So President Obama got what he wanted, a healthcare bill. This was the first major healthcare bill to pass Congress in a long time. It seems as if the politicians were more concerned with successfully passing any healthcare bill and making history than they were with what was actually in the bill and what the cost will be.
The good news is that more people in the United States will be covered by health insurance, even though their access to quality medical care may be less and more costly. But it seems that many groups aren't happy about several aspects of the final legislation.
So we lost. I've lost before. I played football on one of the most successful high school teams in the state of Tennessee, we never lost a game. Then I graduated and entered the University of Virginia and played on the worst Division 1 college team in America. We tied the national losing record at 28. We lost so often that I was a celebrity! Finally, we beat William and Mary, but I think Mary played defense. So I know how to win and how to lose. Sometimes you have to lose to win! But I'm not a good loser.
So, now that healthcare reform is law, what's changed?
I guess when the smoke clears, there may be some happiness because (1) more people will have medical insurance coverage and will be able to pay for it, (2) insurance companies will be put in their place and required to do better, and (3) they say that hospital costs will be lowered.
Reform needs reforming
The AAOS, the Alliance for Specialty Medicine, and other coalitions opposed one or more parts of the legislation, particularly in the following six major areas that may have a negative impact on our ability to provide affordable, quality, specialty care to patients:
- The creation of a Medicare advisory board, not accountable to Congress or anyone else
- No provision to reform the flawed Medicare physician reimbursement formula
- Mandatory participation in the flawed Physician Quality Reporting Initiative
- Budget-neutral payment increases to some physicians that result in payment cuts to others
- Giving patients direct access to physical therapists
- Restrictions on physician ownership of hospitals
So what's next? How about we shake hands with the "successful" and come out fighting!
I don't know much about Washington, DC, but I do know that many times it's a large leap from passing legislation to actually putting legislation into practice. So now is the time to work on the process. Sometimes you have to let go to "hold on." We may have lost the "war," but we may still be able to win a few "battles."
We may not have been as successful in shaping the initial legislation, but we may be able to help shape whatever ultimately gets implemented if we are diligent, continue to work with the Council on Advocacy, the office of government relations and our new medical director William R. Martin III, MD, and our lobbyists to make the best hand possible out of the cards we've been dealt.
In this issue of AAOS Now, on pages 36-39, you'll find excellent summaries of what the healthcare reform law means to orthopaedists and our patients, as well as a timeline of when key provisions of the act go into effect. I encourage you to read these advocacy articles so you are informed about ongoing efforts to shape reform.

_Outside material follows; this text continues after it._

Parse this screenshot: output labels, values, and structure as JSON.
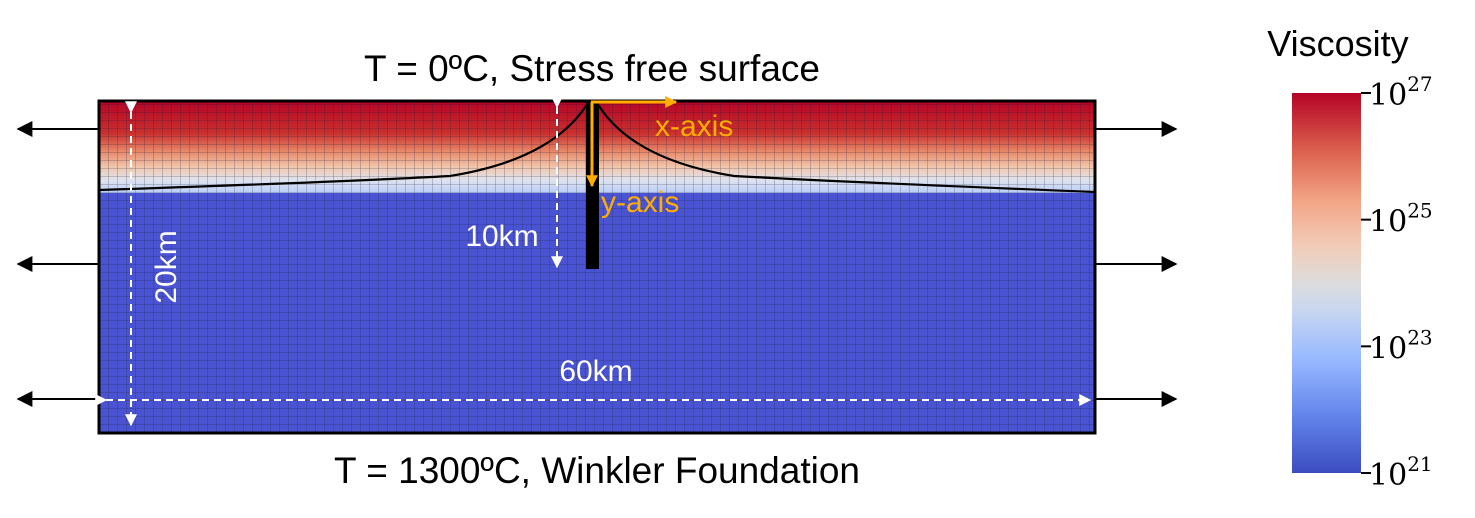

Now is not the time to throw in the towel. We need to be involved in the implementation process. We need to work through the court system as states' Attorneys General challenge the constitutionality of the bill. We need to respond to the Centers for Medicare & Medicaid Services and other regulatory agencies. We need to work on electing senators and representatives who share our same convictions in the 2010 and 2012 elections so this healthcare bill can be repealed or overhauled.
It's not over yet
Actually, in the past, the orthopaedic community has not done too badly in helping to shape the system. For example, grants from the AAOS State Health Policy Fund have helped bring about medical liability reform in several states, including Nevada and Oklahoma. Although the sustainable growth rate (SGR) formula for Medicare physician payments is still in effect, we're closer than ever to achieving a permanent fix, and Congress continues to postpone the scheduled 21 percent pay cut.
More importantly, leaders in the orthopaedic community are being recognized. An orthopaedic surgeon serves as the director of the department of health and human resources in Virginia; another serves in the House (and others are determined to run for Congressional seats); and another serves in the Senate. These voices, as part of the government, will be heard. The Orthopaedic Political Action Committee has raised more funds than ever before to support candidates who share our views.
Healthcare reform may be law, but polls show that 52 percent to 62 percent of Americans do not favor it. With such widespread discontent, new leadership may emerge in the next two elections (2010 and 2012) that share our convictions, giving us the opportunity to reshape legislation.
I was always told that God made time so everything wouldn't happen at once. But we can't let time make us complacent or discourage us. Now is the time to get and stay involved, not only to influence the elections in this year, but to get our message out and influence outcomes in 2012 and years to come. What will it be, "Will we remember?" or "We WILL remember!"?
If we are willing to do the work by being involved, we may be successful in achieving additional reforms that truly benefit our patients. If we are not, then we should learn to be happy with what we got.